EARLIER: Royal historian Marlene Koenig spoke to Town & Country and gave a general rundown on the littlest member of the royal family. According to Koenig, the baby's title will be His Royal Highness Prince of the United Kingdom of Great Britain and Northern Ireland. As of now, the palace has yet to announce the little one's name, and while that title might sound super impressive (because it is), this little guy won't necessarily go by that royal title.

"Royal children are ‘styled' differently if they are the children of a royal duke," Koenig explains. Fun fact: Prince William and Kate Middleton are the Duke and Duchess of Cambridge. SO, that means the title will actually be His Royal Highness Prince of Cambridge.

I know, I know. It all sounds sort of confusing, but that's royal tradition for you.

Giphy

AKA something I will never have the pleasure of knowing anything about.

But Koenig also reveals that the newest member of the royal family will technically be (GASP) a commoner. "It sounds complicated, but in the U.K, the only people who are not commoners are the Sovereign and peers of the realm, [people with titles like] Duke, Marquess, Earl, Viscount, and Baron."

Well, damn. Imagine your luck, being born into one of the most famous families in the entire world and learning that you're basically just like everyone else? What a drag. At least he's in good company: Uncle Harry is technically a commoner as well, so at least you guys are in this together!

But hey, at least this kid has a shot at the throne... although it's unfortunately not the best of odds. He will be fifth in line to the throne (behind Princess Charlotte), because of the Succession to the Crown Act placed in 2013 that no longer based precedence of the throne on sex, but rather on birth order. Koenig quipped that she doesn't think he "will have much of a role for some years, apart from looking cute in family photos!"

Again, kind of a bummer.

Giphy

At least you have royal parents, kid. Be thankful for that.

It felt like only yesterday that the world found out the Kate Middleton was expecting another child. The Duke and Duchess of Cambridge already have two children, Prince George and Princess Charlotte, and in September of 2017, when Kensington Palace sent out a press release that she was pregnant with their third, I pretty much lost my damn mind. The statement read:

Their Royal Highnesses The Duke and Duchess of Cambridge are very pleased to announce that The Duchess of Cambridge is expecting their third child. The Queen and members of both families are delighted with the news. As with her previous two pregnancies, The Duchess is suffering from Hyperemesis Gravidarum.

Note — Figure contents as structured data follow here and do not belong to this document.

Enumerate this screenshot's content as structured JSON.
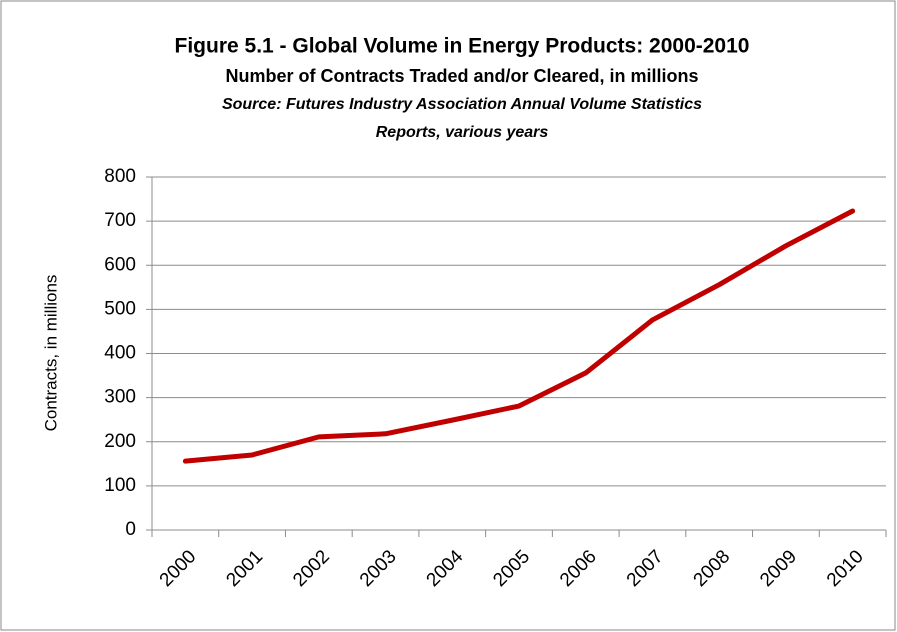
{
  "chart_data": {
    "type": "line",
    "title": "Figure 5.1 - Global Volume in Energy Products: 2000-2010",
    "subtitle": "Number of Contracts Traded and/or Cleared, in millions",
    "source": [
      "Source: Futures Industry Association Annual Volume Statistics",
      "Reports, various years"
    ],
    "y_label": "Contracts, in millions",
    "categories": [
      "2000",
      "2001",
      "2002",
      "2003",
      "2004",
      "2005",
      "2006",
      "2007",
      "2008",
      "2009",
      "2010"
    ],
    "series": [
      {
        "name": "Contracts",
        "color": "#c00000",
        "values": [
          156,
          170,
          211,
          218,
          249,
          281,
          356,
          476,
          556,
          644,
          723
        ]
      }
    ],
    "ylim": [
      0,
      800
    ],
    "yticks": [
      0,
      100,
      200,
      300,
      400,
      500,
      600,
      700,
      800
    ],
    "grid": true
  }
}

Her Royal Highness will no longer carry out her planned engagement at the Hornsey Road Children's Centre in London today. The Duchess is being cared for at Kensington Palace.

Fortunately, we now know that all is well for both Kate and baby, and that the baby is happy and healthy, which is really all that matters.

I mean, he might have a bone to pick about the whole "being a commoner" thing later on in life, but let's take it one thing at a time.